Ontem fui ao dentista. Ele me disse que eu nunca poderei ser um grande escritor, porque tenho Síndrome de Eagle na cabeça, e que quem sofre disso geralmente escreve muita besteira. E ainda por cima, que eu corro o risco de ficar cego ou louco. Tudo bem. 

Agora, entretanto, um amontoado de frases desconexas estão girando na minha cabeça. 

Por que estarei me desintegrando?
Por que não consigo mais olhar para trás? Por quê?!

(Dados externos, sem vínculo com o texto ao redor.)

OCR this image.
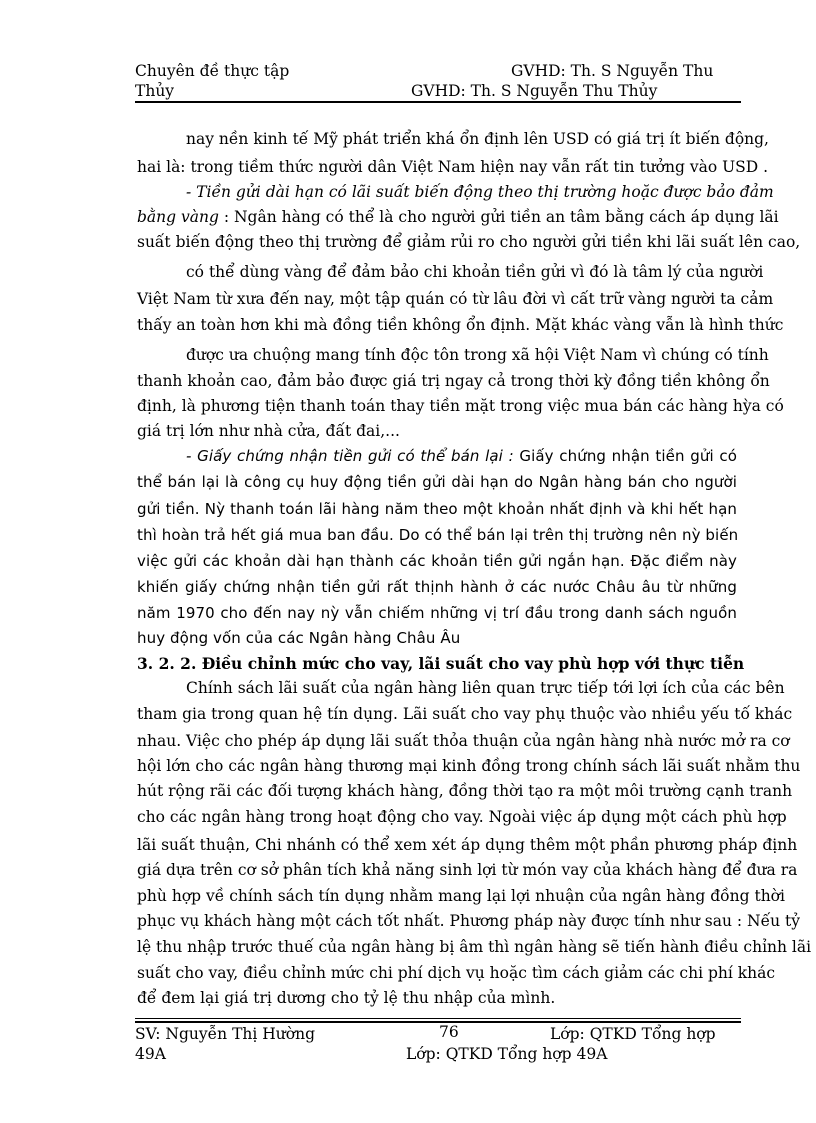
Chuyên đề thực tập
Thủy
GVHD: Th. S Nguyễn Thu
GVHD: Th. S Nguyễn Thu Thủy
nay nền kinh tế Mỹ phát triển khá ổn định lên USD có giá trị ít biến động,
hai là: trong tiềm thức người dân Việt Nam hiện nay vẫn rất tin tưởng vào USD .
- Tiền gửi dài hạn có lãi suất biến động theo thị trường hoặc được bảo đảm
bằng vàng : Ngân hàng có thể là cho người gửi tiền an tâm bằng cách áp dụng lãi
suất biến động theo thị trường để giảm rủi ro cho người gửi tiền khi lãi suất lên cao,
có thể dùng vàng để đảm bảo chi khoản tiền gửi vì đó là tâm lý của người
Việt Nam từ xưa đến nay, một tập quán có từ lâu đời vì cất trữ vàng người ta cảm
thấy an toàn hơn khi mà đồng tiền không ổn định. Mặt khác vàng vẫn là hình thức
được ưa chuộng mang tính độc tôn trong xã hội Việt Nam vì chúng có tính
thanh khoản cao, đảm bảo được giá trị ngay cả trong thời kỳ đồng tiền không ổn
định, là phương tiện thanh toán thay tiền mặt trong việc mua bán các hàng hỳa có
giá trị lớn như nhà cửa, đất đai,...
- Giấy chứng nhận tiền gửi có thể bán lại : Giấy chứng nhận tiền gửi có
thể bán lại là công cụ huy động tiền gửi dài hạn do Ngân hàng bán cho người
gửi tiền. Nỳ thanh toán lãi hàng năm theo một khoản nhất định và khi hết hạn
thì hoàn trả hết giá mua ban đầu. Do có thể bán lại trên thị trường nên nỳ biến
việc gửi các khoản dài hạn thành các khoản tiền gửi ngắn hạn. Đặc điểm này
khiến giấy chứng nhận tiền gửi rất thịnh hành ở các nước Châu âu từ những
năm 1970 cho đến nay nỳ vẫn chiếm những vị trí đầu trong danh sách nguồn
huy động vốn của các Ngân hàng Châu Âu
3. 2. 2. Điều chỉnh mức cho vay, lãi suất cho vay phù hợp với thực tiễn
Chính sách lãi suất của ngân hàng liên quan trực tiếp tới lợi ích của các bên
tham gia trong quan hệ tín dụng. Lãi suất cho vay phụ thuộc vào nhiều yếu tố khác
nhau. Việc cho phép áp dụng lãi suất thỏa thuận của ngân hàng nhà nước mở ra cơ
hội lớn cho các ngân hàng thương mại kinh đồng trong chính sách lãi suất nhằm thu
hút rộng rãi các đối tượng khách hàng, đồng thời tạo ra một môi trường cạnh tranh
cho các ngân hàng trong hoạt động cho vay. Ngoài việc áp dụng một cách phù hợp
lãi suất thuận, Chi nhánh có thể xem xét áp dụng thêm một phần phương pháp định
giá dựa trên cơ sở phân tích khả năng sinh lợi từ món vay của khách hàng để đưa ra
phù hợp về chính sách tín dụng nhằm mang lại lợi nhuận của ngân hàng đồng thời
phục vụ khách hàng một cách tốt nhất. Phương pháp này được tính như sau : Nếu tỷ
lệ thu nhập trước thuế của ngân hàng bị âm thì ngân hàng sẽ tiến hành điều chỉnh lãi
suất cho vay, điều chỉnh mức chi phí dịch vụ hoặc tìm cách giảm các chi phí khác
để đem lại giá trị dương cho tỷ lệ thu nhập của mình.
SV: Nguyễn Thị Hường
49A
76	Lớp: QTKD Tổng hợp
Lớp: QTKD Tổng hợp 49A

Estou acordado desde as 3 horas da manhã. 
Mal consigo movimentar-me pelo meu quarto escritório prisão
tamanha é a letargia dos meus músculos.


Ao abrir a porta do guarda-roupa para guardar, sem amassar,  meu pijama amarelo de listrinhas pretas, dei de cara com um homem de pele morena, o qual estava ali sentado em cima de algumas caixas de miniaturas. Com o susto, e num ato reflexo, fechei imediatamente a porta para não ver mais aquele rosto vermelho. Não sei quem é, e nem o que  está fazendo lá dentro. 

Vou dar umas voltas pela cidade, para me acalmar e criar coragem para então, quando voltar, novamente abrir a porta do guarda-roupa e ver se realmente há alguém ali, ou se tudo não passou de uma ilusão. Por ora, a lembrança ainda fresca de seu olhar penetrante, me fitando em silêncio, me apavora. 


O poço é fundo e a lama muito suja.


Faço muita força, ao lado do vaso solitário
mas nenhuma palavra mais surge da ponta do meu lápis...

Apenas o ronco fétido de uma Harley-Davidson Electra afasta-se de mim, abaixo da linha do abdome.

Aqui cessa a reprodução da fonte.